MDEQ, USFS and MFWP have assessed post-project water quality and aquatic life health according to five parameters related to sediment conditions—residual pool depth, composition of stream bottoms as measured by pebble count, stability of stream bottoms, amount of fine sediment in bull trout spawning areas, and ecological health of aquatic insect communities. Three of the parameters (residual pool depth, composition of stream bottoms, and macroinvertebrate sampling) indicate that fine sediment is no longer limiting the viability of aquatic life communities in Big Creek.

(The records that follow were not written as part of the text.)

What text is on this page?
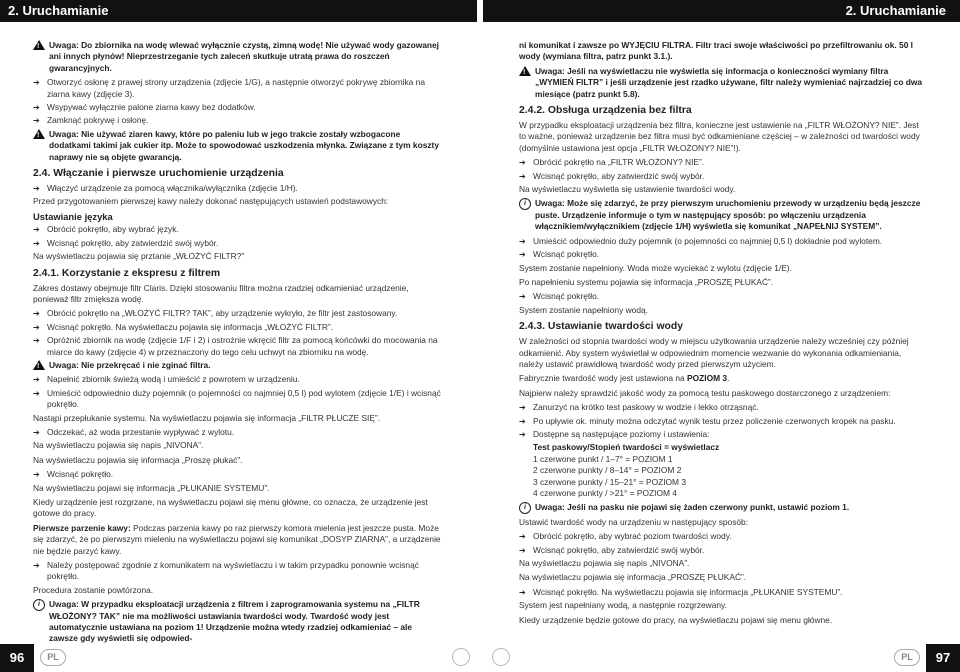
2. Uruchamianie	2. Uruchamianie
!
Uwaga: Do zbiornika na wodę wlewać wyłącznie czystą, zimną wodę! Nie używać wody gazowanej ani innych płynów! Nieprzestrzeganie tych zaleceń skutkuje utratą prawa do roszczeń gwarancyjnych.
➔ Otworzyć osłonę z prawej strony urządzenia (zdjęcie 1/G), a następnie otworzyć pokrywę zbiornika na ziarna kawy (zdjęcie 3).
➔ Wsypywać wyłącznie palone ziarna kawy bez dodatków.
➔ Zamknąć pokrywę i osłonę.
!
Uwaga: Nie używać ziaren kawy, które po paleniu lub w jego trakcie zostały wzbogacone dodatkami takimi jak cukier itp. Może to spowodować uszkodzenia młynka. Związane z tym koszty naprawy nie są objęte gwarancją.
2.4. Włączanie i pierwsze uruchomienie urządzenia
➔ Włączyć urządzenie za pomocą włącznika/wyłącznika (zdjęcie 1/H).
Przed przygotowaniem pierwszej kawy należy dokonać następujących ustawień podstawowych:
Ustawianie języka
➔ Obrócić pokrętło, aby wybrać język.
➔ Wcisnąć pokrętło, aby zatwierdzić swój wybór.
Na wyświetlaczu pojawia się prztanie „WŁOŻYĆ FILTR?”
2.4.1. Korzystanie z ekspresu z filtrem
Zakres dostawy obejmuje filtr Claris. Dzięki stosowaniu filtra można rzadziej odkamieniać urządzenie, ponieważ filtr zmiększa wodę.
➔ Obrócić pokrętło na „WŁOŻYĆ FILTR? TAK”, aby urządzenie wykryło, że filtr jest zastosowany.
➔ Wcisnąć pokrętło. Na wyświetlaczu pojawia się informacja „WŁOŻYĆ FILTR”.
➔ Opróżnić zbiornik na wodę (zdjęcie 1/F i 2) i ostrożnie wkręcić filtr za pomocą końcówki do mocowania na miarce do kawy (zdjęcie 4) w przeznaczony do tego celu uchwyt na zbiorniku na wodę.
!
Uwaga: Nie przekręcać i nie zginać filtra.
➔ Napełnić zbiornik świeżą wodą i umieścić z powrotem w urządzeniu.
➔ Umieścić odpowiednio duży pojemnik (o pojemności co najmniej 0,5 l) pod wylotem (zdjęcie 1/E) i wcisnąć pokrętło.
Nastąpi przepłukanie systemu. Na wyświetlaczu pojawia się informacja „FILTR PŁUCZE SIĘ”.
➔ Odczekać, aż woda przestanie wypływać z wylotu.
Na wyświetlaczu pojawia się napis „NIVONA”.
Na wyświetlaczu pojawia się informacja „Proszę płukać”.
➔ Wcisnąć pokrętło.
Na wyświetlaczu pojawi się informacja „PŁUKANIE SYSTEMU”.
Kiedy urządzenie jest rozgrzane, na wyświetlaczu pojawi się menu główne, co oznacza, że urządzenie jest gotowe do pracy.
Pierwsze parzenie kawy: Podczas parzenia kawy po raz pierwszy komora mielenia jest jeszcze pusta. Może się zdarzyć, że po pierwszym mieleniu na wyświetlaczu pojawi się komunikat „DOSYP ZIARNA”, a urządzenie nie będzie parzyć kawy.
➔ Należy postępować zgodnie z komunikatem na wyświetlaczu i w takim przypadku ponownie wcisnąć pokrętło.
Procedura zostanie powtórzona.
i	Uwaga: W przypadku eksploatacji urządzenia z filtrem i zaprogramowania systemu na „FILTR WŁOŻONY? TAK” nie ma możliwości ustawiania twardości wody. Twardość wody jest automatycznie ustawiana na poziom 1! Urządzenie można wtedy rzadziej odkamieniać – ale zawsze gdy wyświetli się odpowied-
ni komunikat i zawsze po WYJĘCIU FILTRA. Filtr traci swoje właściwości po przefiltrowaniu ok. 50 l wody (wymiana filtra, patrz punkt 3.1.).
!
Uwaga: Jeśli na wyświetlaczu nie wyświetla się informacja o konieczności wymiany filtra „WYMIEŃ FILTR” i jeśli urządzenie jest rzadko używane, filtr należy wymieniać najrzadziej co dwa miesiące (patrz punkt 5.8).
2.4.2. Obsługa urządzenia bez filtra
W przypadku eksploatacji urządzenia bez filtra, konieczne jest ustawienie na „FILTR WŁOŻONY? NIE”. Jest to ważne, ponieważ urządzenie bez filtra musi być odkamieniane częściej – w zależności od twardości wody (domyślnie ustawiona jest opcja „FILTR WŁOŻONY? NIE”!).
➔ Obrócić pokrętło na „FILTR WŁOŻONY? NIE”.
➔ Wcisnąć pokrętło, aby zatwierdzić swój wybór.
Na wyświetlaczu wyświetla się ustawienie twardości wody.
i	Uwaga: Może się zdarzyć, że przy pierwszym uruchomieniu przewody w urządzeniu będą jeszcze puste. Urządzenie informuje o tym w następujący sposób: po włączeniu urządzenia włącznikiem/wyłącznikiem (zdjęcie 1/H) wyświetla się komunikat „NAPEŁNIJ SYSTEM”.
➔ Umieścić odpowiednio duży pojemnik (o pojemności co najmniej 0,5 l) dokładnie pod wylotem.
➔ Wcisnąć pokrętło.
System zostanie napełniony. Woda może wyciekać z wylotu (zdjęcie 1/E).
Po napełnieniu systemu pojawia się informacja „PROSZĘ PŁUKAĆ”.
➔ Wcisnąć pokrętło.
System zostanie napełniony wodą.
2.4.3. Ustawianie twardości wody
W zależności od stopnia twardości wody w miejscu użytkowania urządzenie należy wcześniej czy później odkamienić. Aby system wyświetlał w odpowiednim momencie wezwanie do wykonania odkamieniania, należy ustawić prawidłową twardość wody przed pierwszym użyciem.
Fabrycznie twardość wody jest ustawiona na POZIOM 3.
Najpierw należy sprawdzić jakość wody za pomocą testu paskowego dostarczonego z urządzeniem:
➔ Zanurzyć na krótko test paskowy w wodzie i lekko otrząsnąć.
➔ Po upływie ok. minuty można odczytać wynik testu przez policzenie czerwonych kropek na pasku.
➔ Dostępne są następujące poziomy i ustawienia:
Test paskowy/Stopień twardości = wyświetlacz
1 czerwone punkt / 1–7° = POZIOM 1
2 czerwone punkty / 8–14° = POZIOM 2
3 czerwone punkty / 15–21° = POZIOM 3
4 czerwone punkty / >21° = POZIOM 4
i	Uwaga: Jeśli na pasku nie pojawi się żaden czerwony punkt, ustawić poziom 1.
Ustawić twardość wody na urządzeniu w następujący sposób:
➔ Obrócić pokrętło, aby wybrać poziom twardości wody.
➔ Wcisnąć pokrętło, aby zatwierdzić swój wybór.
Na wyświetlaczu pojawia się napis „NIVONA”.
Na wyświetlaczu pojawia się informacja „PROSZĘ PŁUKAĆ”.
➔ Wcisnąć pokrętło. Na wyświetlaczu pojawia się informacja „PŁUKANIE SYSTEMU”.
System jest napełniany wodą, a następnie rozgrzewany.
Kiedy urządzenie będzie gotowe do pracy, na wyświetlaczu pojawi się menu główne.
96	PL	PL	97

While Big Creek does not yet meet the fine sediment TMDL target (samples must contain less than 30 percent fine sediment), subsurface fine sediment data indicate water quality improvement. The current 5-year running median is 32.3 percent, and the most recent annual fine sediment value (2009) is 31.4 percent, similar to values expected in reference, undeveloped watersheds. These current percent fine sediment data are below the 35 percent threshold at which FWP and USFS consider bull trout spawning threatened. The state has concluded that subsurface fine sediment is no longer limiting the fishery and aquatic life beneficial uses (Figure 2). As a result, MDEQ will remove Big Creek from the state's 2012 list of impaired waters for sediment.
Partners and Funding
Partners included USFS, MFWP, MDEQ, Montana Conservation Corps, Hungry Horse–Glacier View Ranger District Planning Team, and the public. Each partner contributed funds and staff time toward the restoration of Big Creek. Because the Big Creek watershed is managed by USFS, that agency contributed the greatest amount of time and funding for restoration projects. MDEQ used CWA section 319 funds and contributed staff time and resources to develop the TMDL and to conduct monitoring and assessment activities.